Bagus Sidum sadar orang dihadapannya  bukanlah manusia biasa, tetapi manusia yang sudah terpengaruh alam siluman. “namaku Sidum, berasal dari Padepokan Cisambeng, kedatanganku kesini sedang mencari pelarian, yang menyembunyikan diri di hutan ini. Tetapi, kedatanganku bukan akan menangkap kalian, tapi akan mengajak shalat berjamaah bersama saya”. Sejak semula Natawana dan Jagawana sudah berdiri bulu kuduknya, sekarang mereka mendengar seolah-olah Bagus Sidum sudah tahu rahasia dirinya, apalagi mau mengajak shalat. Bathin Natawana dan Jagawana kalah pengaruh, tiba-tiba mereka menjerit minta ampun.“ampunilah kami, Bagus Sidum! Kami berdua berjanji akan tunduk kepadamu, kami ingin mengabdi kepadamu”.

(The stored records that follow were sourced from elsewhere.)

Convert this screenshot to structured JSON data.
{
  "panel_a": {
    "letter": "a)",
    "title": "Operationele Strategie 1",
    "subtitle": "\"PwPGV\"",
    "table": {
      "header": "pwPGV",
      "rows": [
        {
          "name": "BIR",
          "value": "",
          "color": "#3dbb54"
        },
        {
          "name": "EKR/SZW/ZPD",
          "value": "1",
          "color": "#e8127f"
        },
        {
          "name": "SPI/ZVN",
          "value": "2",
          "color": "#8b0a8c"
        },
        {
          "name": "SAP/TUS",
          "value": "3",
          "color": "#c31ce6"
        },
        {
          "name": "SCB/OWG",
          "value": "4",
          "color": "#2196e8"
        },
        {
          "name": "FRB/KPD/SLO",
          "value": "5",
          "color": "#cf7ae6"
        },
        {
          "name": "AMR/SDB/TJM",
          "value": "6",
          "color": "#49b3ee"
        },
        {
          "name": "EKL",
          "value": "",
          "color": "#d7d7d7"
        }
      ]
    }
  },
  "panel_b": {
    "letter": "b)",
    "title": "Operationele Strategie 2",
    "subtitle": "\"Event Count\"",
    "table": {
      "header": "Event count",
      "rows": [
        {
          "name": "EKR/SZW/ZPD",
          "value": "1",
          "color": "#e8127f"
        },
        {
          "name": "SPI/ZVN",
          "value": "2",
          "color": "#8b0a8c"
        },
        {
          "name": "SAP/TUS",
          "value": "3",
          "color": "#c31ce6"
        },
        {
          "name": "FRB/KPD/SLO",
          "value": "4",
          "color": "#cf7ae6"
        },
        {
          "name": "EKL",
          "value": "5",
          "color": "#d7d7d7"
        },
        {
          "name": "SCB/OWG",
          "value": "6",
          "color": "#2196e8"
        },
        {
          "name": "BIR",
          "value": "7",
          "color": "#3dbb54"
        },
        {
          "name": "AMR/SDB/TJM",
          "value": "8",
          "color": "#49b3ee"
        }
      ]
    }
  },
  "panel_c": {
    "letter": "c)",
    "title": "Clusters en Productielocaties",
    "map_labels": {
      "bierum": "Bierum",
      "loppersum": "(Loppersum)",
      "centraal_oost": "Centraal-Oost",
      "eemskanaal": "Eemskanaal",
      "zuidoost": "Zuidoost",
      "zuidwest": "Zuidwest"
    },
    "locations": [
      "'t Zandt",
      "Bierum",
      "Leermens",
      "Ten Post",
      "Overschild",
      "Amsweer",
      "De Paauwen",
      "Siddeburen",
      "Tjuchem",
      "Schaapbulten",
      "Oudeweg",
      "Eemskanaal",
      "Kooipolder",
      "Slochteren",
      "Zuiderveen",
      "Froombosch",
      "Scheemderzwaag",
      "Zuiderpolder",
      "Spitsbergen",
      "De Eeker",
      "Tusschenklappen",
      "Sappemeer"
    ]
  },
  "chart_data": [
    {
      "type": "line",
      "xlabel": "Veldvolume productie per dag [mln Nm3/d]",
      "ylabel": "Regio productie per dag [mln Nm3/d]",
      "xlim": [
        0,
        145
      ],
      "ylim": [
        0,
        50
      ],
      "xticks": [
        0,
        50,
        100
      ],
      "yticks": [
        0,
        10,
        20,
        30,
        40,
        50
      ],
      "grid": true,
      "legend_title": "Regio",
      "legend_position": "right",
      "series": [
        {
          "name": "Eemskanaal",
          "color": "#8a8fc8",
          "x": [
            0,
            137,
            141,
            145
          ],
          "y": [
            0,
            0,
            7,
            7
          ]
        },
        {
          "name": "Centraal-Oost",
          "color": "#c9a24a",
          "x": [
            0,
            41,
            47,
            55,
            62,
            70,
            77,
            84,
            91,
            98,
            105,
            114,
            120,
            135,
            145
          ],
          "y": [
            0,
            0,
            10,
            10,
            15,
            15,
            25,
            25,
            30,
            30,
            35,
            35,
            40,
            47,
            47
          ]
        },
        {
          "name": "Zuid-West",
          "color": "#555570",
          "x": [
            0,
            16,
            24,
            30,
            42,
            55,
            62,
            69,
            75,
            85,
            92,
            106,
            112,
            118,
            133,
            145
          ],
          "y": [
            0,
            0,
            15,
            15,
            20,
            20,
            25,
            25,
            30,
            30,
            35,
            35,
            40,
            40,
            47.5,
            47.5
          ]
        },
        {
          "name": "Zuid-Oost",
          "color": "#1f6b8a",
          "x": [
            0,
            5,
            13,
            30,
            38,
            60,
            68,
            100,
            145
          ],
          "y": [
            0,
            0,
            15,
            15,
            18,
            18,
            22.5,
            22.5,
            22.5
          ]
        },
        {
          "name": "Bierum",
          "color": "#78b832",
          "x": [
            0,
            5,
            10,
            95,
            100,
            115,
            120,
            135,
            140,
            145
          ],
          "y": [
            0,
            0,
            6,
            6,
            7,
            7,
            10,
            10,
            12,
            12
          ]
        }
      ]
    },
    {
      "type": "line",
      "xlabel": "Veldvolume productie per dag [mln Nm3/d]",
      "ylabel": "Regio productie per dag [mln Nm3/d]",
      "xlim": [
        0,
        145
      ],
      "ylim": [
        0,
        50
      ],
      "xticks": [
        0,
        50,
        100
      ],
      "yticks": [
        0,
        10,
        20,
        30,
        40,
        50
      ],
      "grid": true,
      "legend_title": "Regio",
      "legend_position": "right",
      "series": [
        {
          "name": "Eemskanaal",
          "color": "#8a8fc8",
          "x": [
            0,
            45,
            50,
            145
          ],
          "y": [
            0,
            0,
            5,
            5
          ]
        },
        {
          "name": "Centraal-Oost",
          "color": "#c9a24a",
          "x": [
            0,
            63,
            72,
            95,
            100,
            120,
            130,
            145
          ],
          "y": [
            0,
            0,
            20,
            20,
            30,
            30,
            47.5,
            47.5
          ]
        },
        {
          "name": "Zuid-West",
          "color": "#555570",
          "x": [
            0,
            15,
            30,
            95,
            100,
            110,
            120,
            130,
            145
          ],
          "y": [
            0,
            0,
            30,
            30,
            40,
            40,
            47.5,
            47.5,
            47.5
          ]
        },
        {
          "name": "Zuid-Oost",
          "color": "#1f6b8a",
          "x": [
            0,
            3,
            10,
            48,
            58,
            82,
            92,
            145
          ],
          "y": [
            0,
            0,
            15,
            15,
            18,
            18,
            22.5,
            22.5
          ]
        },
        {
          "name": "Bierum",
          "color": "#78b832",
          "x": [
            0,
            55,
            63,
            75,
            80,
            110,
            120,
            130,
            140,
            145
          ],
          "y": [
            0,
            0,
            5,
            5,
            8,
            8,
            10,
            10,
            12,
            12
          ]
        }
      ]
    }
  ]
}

BagusSidum: “baiklah  janjimu  saya  terima,tetapi kamu  harus    mengikuti  adat  kebiasaan   seperti semula”.
Dengan disanggupinya permintaan Bagus Sidum, maka sejak itu Bagus Sidum mempunyai pembantu yaitu Ki Natawana dan Ki Jagawana. Salah satu versi dari Sesepuh Sumber, setelah Natawana dan Jagawana menjadi kawula Bagus Sidum, namanya diganti menjadi Ki Baniyem dan Ki Juasih Dari Hutan Sinang Bagus Sidum bersama Ki Natawana dan Ki Jagawana menuju daerah sebelah timur.
Setelah Bagus Sidum bersama Ki Natawana dan Ki Jagawana setelah shalat duhur, Bagus Sidum berkata :
Bagus Sidum        : “Waaah! Ki Natawana tongkat saya tertinggal”
Ki Natawana: “Dimana tertinggalnya, Kiai?”
Bagus Sidum  “Coba saja cari, sanggup tidak!
”Ki Natawana         : ”Sanggup, Kiai!”Terus setelah itu Ki Natawana memejamkan matanya memanggil bekas rakyatnya yang ada di Sinang agar mengantarkan tongkat Kiai Sidum. Sekejap mata tongkat Kiai Sidum datang, seolah-olah berjalan sendiri, padahal dibawa oleh makhluk halus taklukan Ki Natawana.
Ki Natawana         : “Inilah tongkatnya, Kiai”
Bagus Sidum        : “Dimana tertinggalnya,
Ki Natawana?”Ki Natawana         : “Di Tegal Grumbiyang, Kiai
”Bagus Sidum  : “Waaaaahh! Ki Natawana, Ki Jagawana akhir jaman di Tegal Grumbiyang akan   ada pabrik ”Ki Juarsih : “Apa pabrik itu, Kiai?”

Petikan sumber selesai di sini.